No dia 30, o espanhol Júlio Medem trouxe ao DocLisboa uma questão política que já assola a Espanha há alguns anos: “La pelota vasca, la piel contra la piedra” é uma reunião de várias entrevistas a figuras de vulto do País Basco, no âmbito de delinear a identidade do Euskadi bem como de procurar as origens de uma luta violenta pela independência que se mantém até aos dias de hoje.

“S21 – la machine de mort khmer rouge”, documentário ao qual foi atribuído o prémio especial do júri, foi realizado pelo cambojano Rithy Panh e, logo no dia 30, conquistou o grande auditório da Culturgest. Trata-se de um impressionante regresso a uma das mais terríveis prisões cambojanas durante o regime de Pol Pot: Tuol Song. Estávamos entre 1975 e 1979, quando este regime de terror foi responsável por 1,5 milhões de mortos. A repetição constante de métodos e torturas que pretendiam culpabilizar quem de nada era culpado é talvez o elemento mais singular e violento do filme.
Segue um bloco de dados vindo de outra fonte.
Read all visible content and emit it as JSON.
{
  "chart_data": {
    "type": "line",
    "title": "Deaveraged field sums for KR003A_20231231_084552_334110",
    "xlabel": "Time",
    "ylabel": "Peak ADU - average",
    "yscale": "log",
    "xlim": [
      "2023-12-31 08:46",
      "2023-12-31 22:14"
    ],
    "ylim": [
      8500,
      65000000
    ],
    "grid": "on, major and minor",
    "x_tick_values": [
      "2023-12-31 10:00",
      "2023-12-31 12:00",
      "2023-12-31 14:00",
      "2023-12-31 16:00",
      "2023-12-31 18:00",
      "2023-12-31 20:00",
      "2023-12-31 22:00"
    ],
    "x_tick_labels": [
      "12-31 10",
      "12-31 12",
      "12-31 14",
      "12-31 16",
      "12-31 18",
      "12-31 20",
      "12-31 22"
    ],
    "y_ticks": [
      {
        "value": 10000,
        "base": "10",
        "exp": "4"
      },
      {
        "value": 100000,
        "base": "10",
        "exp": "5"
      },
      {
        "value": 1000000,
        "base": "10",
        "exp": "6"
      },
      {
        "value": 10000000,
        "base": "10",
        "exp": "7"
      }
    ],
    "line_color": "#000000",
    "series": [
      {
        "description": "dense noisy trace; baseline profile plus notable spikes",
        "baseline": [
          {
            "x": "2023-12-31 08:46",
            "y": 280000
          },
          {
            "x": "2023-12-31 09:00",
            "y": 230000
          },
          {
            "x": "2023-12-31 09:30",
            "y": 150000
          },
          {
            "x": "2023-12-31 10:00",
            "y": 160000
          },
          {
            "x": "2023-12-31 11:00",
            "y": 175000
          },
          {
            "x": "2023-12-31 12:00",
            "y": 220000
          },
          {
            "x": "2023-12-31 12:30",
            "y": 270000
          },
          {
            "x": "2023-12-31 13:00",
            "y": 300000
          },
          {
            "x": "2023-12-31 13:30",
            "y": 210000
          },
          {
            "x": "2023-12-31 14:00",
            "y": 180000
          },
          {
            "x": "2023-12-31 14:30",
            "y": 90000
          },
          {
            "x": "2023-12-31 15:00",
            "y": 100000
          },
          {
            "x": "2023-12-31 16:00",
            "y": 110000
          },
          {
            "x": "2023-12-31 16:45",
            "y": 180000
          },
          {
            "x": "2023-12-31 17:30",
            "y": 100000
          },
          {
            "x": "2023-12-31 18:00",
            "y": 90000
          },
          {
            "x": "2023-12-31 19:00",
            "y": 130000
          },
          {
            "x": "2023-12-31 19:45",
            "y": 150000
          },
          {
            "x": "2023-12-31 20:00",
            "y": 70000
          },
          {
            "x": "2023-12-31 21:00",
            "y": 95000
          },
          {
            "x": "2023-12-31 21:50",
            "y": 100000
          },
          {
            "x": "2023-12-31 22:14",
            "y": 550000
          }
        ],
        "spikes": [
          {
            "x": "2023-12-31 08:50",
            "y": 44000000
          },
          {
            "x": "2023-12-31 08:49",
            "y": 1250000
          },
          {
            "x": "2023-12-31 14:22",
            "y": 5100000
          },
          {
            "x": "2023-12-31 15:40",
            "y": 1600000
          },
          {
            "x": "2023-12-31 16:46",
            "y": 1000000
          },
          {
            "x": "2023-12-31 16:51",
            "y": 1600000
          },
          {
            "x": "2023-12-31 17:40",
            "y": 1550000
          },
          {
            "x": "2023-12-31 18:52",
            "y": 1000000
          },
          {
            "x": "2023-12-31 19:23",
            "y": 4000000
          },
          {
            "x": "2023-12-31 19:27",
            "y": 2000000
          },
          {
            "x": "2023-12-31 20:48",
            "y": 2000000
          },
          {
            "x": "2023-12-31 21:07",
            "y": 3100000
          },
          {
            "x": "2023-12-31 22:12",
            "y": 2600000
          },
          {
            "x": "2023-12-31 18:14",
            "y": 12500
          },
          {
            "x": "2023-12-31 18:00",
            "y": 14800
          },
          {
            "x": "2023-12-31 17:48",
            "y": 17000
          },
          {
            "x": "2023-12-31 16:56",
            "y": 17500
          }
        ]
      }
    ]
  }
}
A própria confusão entre vítimas e culpados é também uma questão perturbante. Trata-se assim de um bocejo da memória, como se esta, no sono constante da história, quisesse dizer que ainda não esqueceu. Não é propriamente um filme sobre guerra mas é pelo menos um retrato da guerra que um Estado pode impor ao próprio povo. Um documentário impressionante sobre um momento terrível mas pouco conhecido da história internacional.

No mesmo dia, Elia Suleiman, realizador de “Intervenção Divina”, que estreou em Portugal há já alguns anos, foi de encontro ao cruzamento arte/guerra em que este blogue tem base, através de “Le rêve arabe”. De facto, neste documentário, o realizador tenta perceber como é possível a sobrevivência de formas estéticas e de criatividade num espaço confinado à violência, ao fascismo, ao sofrimento e à morte. Como é possível fazer arte com o som dos bombardeamentos tão perto? – pergunta-se Suleiman. Pois esta é também uma das questões inspiradoras deste blogue.
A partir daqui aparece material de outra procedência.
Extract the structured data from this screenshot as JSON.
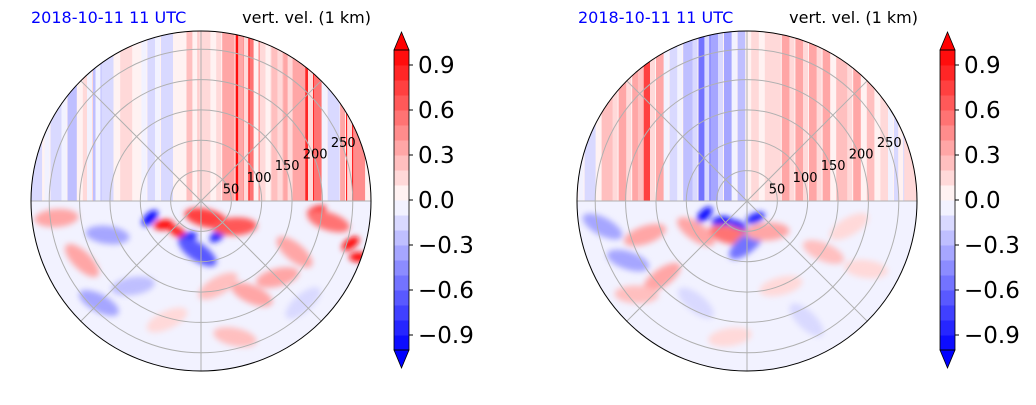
{
  "colors": {
    "title_date": "#0000ff",
    "grid": "#b0b0b0",
    "colormap": "bwr"
  },
  "panels": [
    {
      "title_left": "2018-10-11 11 UTC",
      "title_right": "vert. vel. (1 km)",
      "radial_tick_labels": [
        "50",
        "100",
        "150",
        "200",
        "250"
      ]
    },
    {
      "title_left": "2018-10-11 11 UTC",
      "title_right": "vert. vel. (1 km)",
      "radial_tick_labels": [
        "50",
        "100",
        "150",
        "200",
        "250"
      ]
    }
  ],
  "chart_data": [
    {
      "type": "heatmap",
      "projection": "polar",
      "title": "2018-10-11 11 UTC   vert. vel. (1 km)",
      "r_ticks": [
        50,
        100,
        150,
        200,
        250
      ],
      "rlim": [
        0,
        280
      ],
      "theta_gridlines_deg": [
        0,
        45,
        90,
        135,
        180,
        225,
        270,
        315
      ],
      "grid": true,
      "field_description_note": "",
      "colorbar": {
        "min": -1.0,
        "max": 1.0,
        "levels": 20,
        "extend": "both",
        "ticks": [
          -0.9,
          -0.6,
          -0.3,
          0.0,
          0.3,
          0.6,
          0.9
        ],
        "tick_labels": [
          "−0.9",
          "−0.6",
          "−0.3",
          "0.0",
          "0.3",
          "0.6",
          "0.9"
        ]
      },
      "upper_stripes": [
        {
          "x": -0.97,
          "v": -0.14
        },
        {
          "x": -0.85,
          "v": -0.18
        },
        {
          "x": -0.75,
          "v": -0.22
        },
        {
          "x": -0.66,
          "v": 0.12
        },
        {
          "x": -0.6,
          "v": -0.28
        },
        {
          "x": -0.55,
          "v": -0.2
        },
        {
          "x": -0.44,
          "v": 0.2
        },
        {
          "x": -0.28,
          "v": -0.16
        },
        {
          "x": -0.2,
          "v": -0.14
        },
        {
          "x": -0.05,
          "v": 0.24
        },
        {
          "x": 0.02,
          "v": 0.2
        },
        {
          "x": 0.16,
          "v": 0.34
        },
        {
          "x": 0.23,
          "v": 0.95
        },
        {
          "x": 0.28,
          "v": 0.92
        },
        {
          "x": 0.32,
          "v": 0.55
        },
        {
          "x": 0.38,
          "v": 0.2
        },
        {
          "x": 0.45,
          "v": 0.25
        },
        {
          "x": 0.52,
          "v": 0.3
        },
        {
          "x": 0.58,
          "v": 0.35
        },
        {
          "x": 0.64,
          "v": 0.9
        },
        {
          "x": 0.7,
          "v": 0.55
        },
        {
          "x": 0.78,
          "v": -0.2
        },
        {
          "x": 0.88,
          "v": 0.98
        },
        {
          "x": 0.93,
          "v": 0.45
        }
      ],
      "lower_blobs": [
        {
          "x": -0.3,
          "y": -0.1,
          "v": -0.95
        },
        {
          "x": -0.22,
          "y": -0.14,
          "v": 0.95
        },
        {
          "x": -0.14,
          "y": -0.18,
          "v": 0.9
        },
        {
          "x": -0.08,
          "y": -0.22,
          "v": -0.9
        },
        {
          "x": 0.03,
          "y": -0.1,
          "v": 0.7
        },
        {
          "x": 0.1,
          "y": -0.2,
          "v": -0.8
        },
        {
          "x": 0.2,
          "y": -0.15,
          "v": 0.6
        },
        {
          "x": -0.02,
          "y": -0.3,
          "v": -0.7
        },
        {
          "x": 0.68,
          "y": -0.06,
          "v": 0.95
        },
        {
          "x": 0.75,
          "y": -0.12,
          "v": 0.55
        },
        {
          "x": 0.88,
          "y": -0.25,
          "v": 0.95
        },
        {
          "x": 0.93,
          "y": -0.33,
          "v": 0.95
        },
        {
          "x": 0.55,
          "y": -0.3,
          "v": 0.35
        },
        {
          "x": 0.45,
          "y": -0.45,
          "v": 0.4
        },
        {
          "x": 0.3,
          "y": -0.55,
          "v": 0.3
        },
        {
          "x": 0.1,
          "y": -0.5,
          "v": 0.25
        },
        {
          "x": -0.55,
          "y": -0.2,
          "v": -0.3
        },
        {
          "x": -0.7,
          "y": -0.35,
          "v": 0.3
        },
        {
          "x": -0.4,
          "y": -0.5,
          "v": -0.25
        },
        {
          "x": -0.6,
          "y": -0.6,
          "v": -0.3
        },
        {
          "x": -0.2,
          "y": -0.7,
          "v": 0.2
        },
        {
          "x": 0.2,
          "y": -0.8,
          "v": 0.25
        },
        {
          "x": 0.6,
          "y": -0.6,
          "v": -0.2
        },
        {
          "x": -0.85,
          "y": -0.1,
          "v": 0.3
        }
      ]
    },
    {
      "type": "heatmap",
      "projection": "polar",
      "title": "2018-10-11 11 UTC   vert. vel. (1 km)",
      "r_ticks": [
        50,
        100,
        150,
        200,
        250
      ],
      "rlim": [
        0,
        280
      ],
      "theta_gridlines_deg": [
        0,
        45,
        90,
        135,
        180,
        225,
        270,
        315
      ],
      "grid": true,
      "field_description_note": "",
      "colorbar": {
        "min": -1.0,
        "max": 1.0,
        "levels": 20,
        "extend": "both",
        "ticks": [
          -0.9,
          -0.6,
          -0.3,
          0.0,
          0.3,
          0.6,
          0.9
        ],
        "tick_labels": [
          "−0.9",
          "−0.6",
          "−0.3",
          "0.0",
          "0.3",
          "0.6",
          "0.9"
        ]
      },
      "upper_stripes": [
        {
          "x": -0.92,
          "v": -0.16
        },
        {
          "x": -0.82,
          "v": 0.22
        },
        {
          "x": -0.72,
          "v": 0.3
        },
        {
          "x": -0.64,
          "v": 0.35
        },
        {
          "x": -0.58,
          "v": 0.75
        },
        {
          "x": -0.5,
          "v": 0.3
        },
        {
          "x": -0.42,
          "v": -0.2
        },
        {
          "x": -0.34,
          "v": -0.22
        },
        {
          "x": -0.25,
          "v": -0.55
        },
        {
          "x": -0.18,
          "v": -0.35
        },
        {
          "x": -0.1,
          "v": -0.3
        },
        {
          "x": -0.02,
          "v": -0.25
        },
        {
          "x": 0.06,
          "v": 0.2
        },
        {
          "x": 0.14,
          "v": 0.15
        },
        {
          "x": 0.24,
          "v": 0.3
        },
        {
          "x": 0.32,
          "v": 0.4
        },
        {
          "x": 0.4,
          "v": 0.35
        },
        {
          "x": 0.48,
          "v": 0.3
        },
        {
          "x": 0.56,
          "v": 0.25
        },
        {
          "x": 0.66,
          "v": 0.35
        },
        {
          "x": 0.74,
          "v": 0.25
        },
        {
          "x": 0.82,
          "v": 0.2
        },
        {
          "x": 0.9,
          "v": -0.15
        },
        {
          "x": 0.96,
          "v": 0.12
        }
      ],
      "lower_blobs": [
        {
          "x": -0.25,
          "y": -0.08,
          "v": -0.9
        },
        {
          "x": -0.15,
          "y": -0.12,
          "v": -0.95
        },
        {
          "x": -0.05,
          "y": -0.15,
          "v": -0.9
        },
        {
          "x": 0.05,
          "y": -0.1,
          "v": -0.85
        },
        {
          "x": -0.1,
          "y": -0.2,
          "v": 0.5
        },
        {
          "x": 0.0,
          "y": -0.25,
          "v": -0.6
        },
        {
          "x": 0.12,
          "y": -0.18,
          "v": 0.4
        },
        {
          "x": -0.3,
          "y": -0.18,
          "v": 0.4
        },
        {
          "x": -0.6,
          "y": -0.2,
          "v": 0.35
        },
        {
          "x": -0.7,
          "y": -0.35,
          "v": -0.35
        },
        {
          "x": -0.5,
          "y": -0.45,
          "v": 0.3
        },
        {
          "x": -0.65,
          "y": -0.55,
          "v": 0.25
        },
        {
          "x": -0.3,
          "y": -0.6,
          "v": -0.2
        },
        {
          "x": 0.2,
          "y": -0.5,
          "v": 0.2
        },
        {
          "x": 0.45,
          "y": -0.3,
          "v": 0.25
        },
        {
          "x": 0.6,
          "y": -0.15,
          "v": 0.2
        },
        {
          "x": 0.7,
          "y": -0.4,
          "v": 0.2
        },
        {
          "x": 0.35,
          "y": -0.7,
          "v": -0.15
        },
        {
          "x": -0.1,
          "y": -0.8,
          "v": 0.15
        },
        {
          "x": -0.85,
          "y": -0.15,
          "v": -0.3
        }
      ]
    }
  ]
}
Mas Suleiman não se ficou pelo dia 30… Assomou igualmente nas telas do DocLisboa, logo pelo fim de tarde do dia 31. “Cyber Palestine” é de novo um exemplo de bom humor perante a perseguição das autoridades israelitas sobre os palestinianos. As personagens são José e Maria, um casal de palestinianos da faixa de Gaza. Foi provavelmente um documentário que deixou o DocLisboa submerso num sorriso… Amargo.
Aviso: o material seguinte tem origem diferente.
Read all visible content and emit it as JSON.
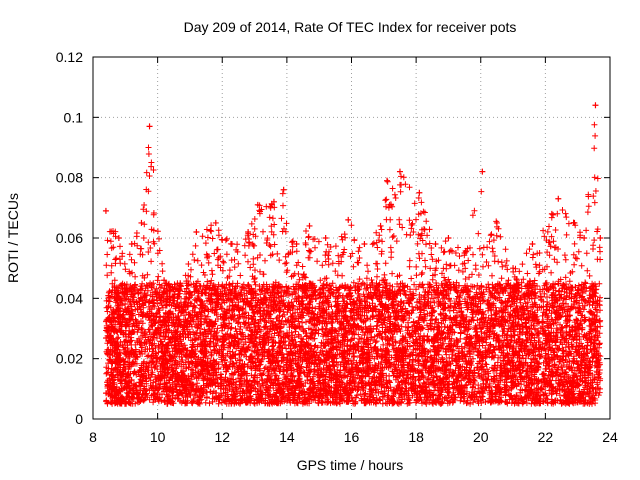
{
  "chart_data": {
    "type": "scatter",
    "title": "Day 209 of 2014, Rate Of TEC Index for receiver pots",
    "xlabel": "GPS time / hours",
    "ylabel": "ROTI / TECUs",
    "xlim": [
      8,
      24
    ],
    "ylim": [
      0,
      0.12
    ],
    "xticks": [
      8,
      10,
      12,
      14,
      16,
      18,
      20,
      22,
      24
    ],
    "yticks": [
      0,
      0.02,
      0.04,
      0.06,
      0.08,
      0.1,
      0.12
    ],
    "xtick_labels": [
      "8",
      "10",
      "12",
      "14",
      "16",
      "18",
      "20",
      "22",
      "24"
    ],
    "ytick_labels": [
      "0",
      "0.02",
      "0.04",
      "0.06",
      "0.08",
      "0.1",
      "0.12"
    ],
    "grid": true,
    "marker": "+",
    "color": "#ff0000",
    "series": [
      {
        "name": "ROTI",
        "x_range": [
          8.4,
          23.7
        ],
        "point_count_estimate": 9000,
        "typical_range": [
          0.005,
          0.045
        ],
        "envelope": [
          {
            "x": 8.4,
            "y": 0.069
          },
          {
            "x": 8.8,
            "y": 0.06
          },
          {
            "x": 9.2,
            "y": 0.058
          },
          {
            "x": 9.5,
            "y": 0.065
          },
          {
            "x": 9.75,
            "y": 0.097
          },
          {
            "x": 10.2,
            "y": 0.046
          },
          {
            "x": 10.7,
            "y": 0.045
          },
          {
            "x": 11.2,
            "y": 0.062
          },
          {
            "x": 11.8,
            "y": 0.065
          },
          {
            "x": 12.3,
            "y": 0.058
          },
          {
            "x": 12.8,
            "y": 0.062
          },
          {
            "x": 13.1,
            "y": 0.071
          },
          {
            "x": 13.6,
            "y": 0.072
          },
          {
            "x": 13.9,
            "y": 0.076
          },
          {
            "x": 14.3,
            "y": 0.058
          },
          {
            "x": 14.7,
            "y": 0.064
          },
          {
            "x": 15.2,
            "y": 0.06
          },
          {
            "x": 15.9,
            "y": 0.066
          },
          {
            "x": 16.4,
            "y": 0.058
          },
          {
            "x": 16.9,
            "y": 0.064
          },
          {
            "x": 17.1,
            "y": 0.079
          },
          {
            "x": 17.5,
            "y": 0.082
          },
          {
            "x": 18.1,
            "y": 0.075
          },
          {
            "x": 18.6,
            "y": 0.058
          },
          {
            "x": 19.0,
            "y": 0.06
          },
          {
            "x": 19.5,
            "y": 0.055
          },
          {
            "x": 20.05,
            "y": 0.082
          },
          {
            "x": 20.5,
            "y": 0.065
          },
          {
            "x": 21.0,
            "y": 0.05
          },
          {
            "x": 21.6,
            "y": 0.058
          },
          {
            "x": 22.2,
            "y": 0.068
          },
          {
            "x": 22.4,
            "y": 0.073
          },
          {
            "x": 22.9,
            "y": 0.065
          },
          {
            "x": 23.2,
            "y": 0.06
          },
          {
            "x": 23.55,
            "y": 0.104
          },
          {
            "x": 23.7,
            "y": 0.06
          }
        ]
      }
    ]
  }
}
Para terminar os filmes de guerra do DocLisboa, ficou Azza al-Hassan a espreitar por uma janela em Ramallah. O filme chama-se “Newstime” e deixou uma audiência inteira a espreitar pela janela de al-Hassan: das janelas de Ramallah, como das janelas de todo o mundo, também havia pessoas a apaixonarem-se, a amarem-se, pessoas a viver. Talvez por isso a arte também sobreviva em tempos de guerra.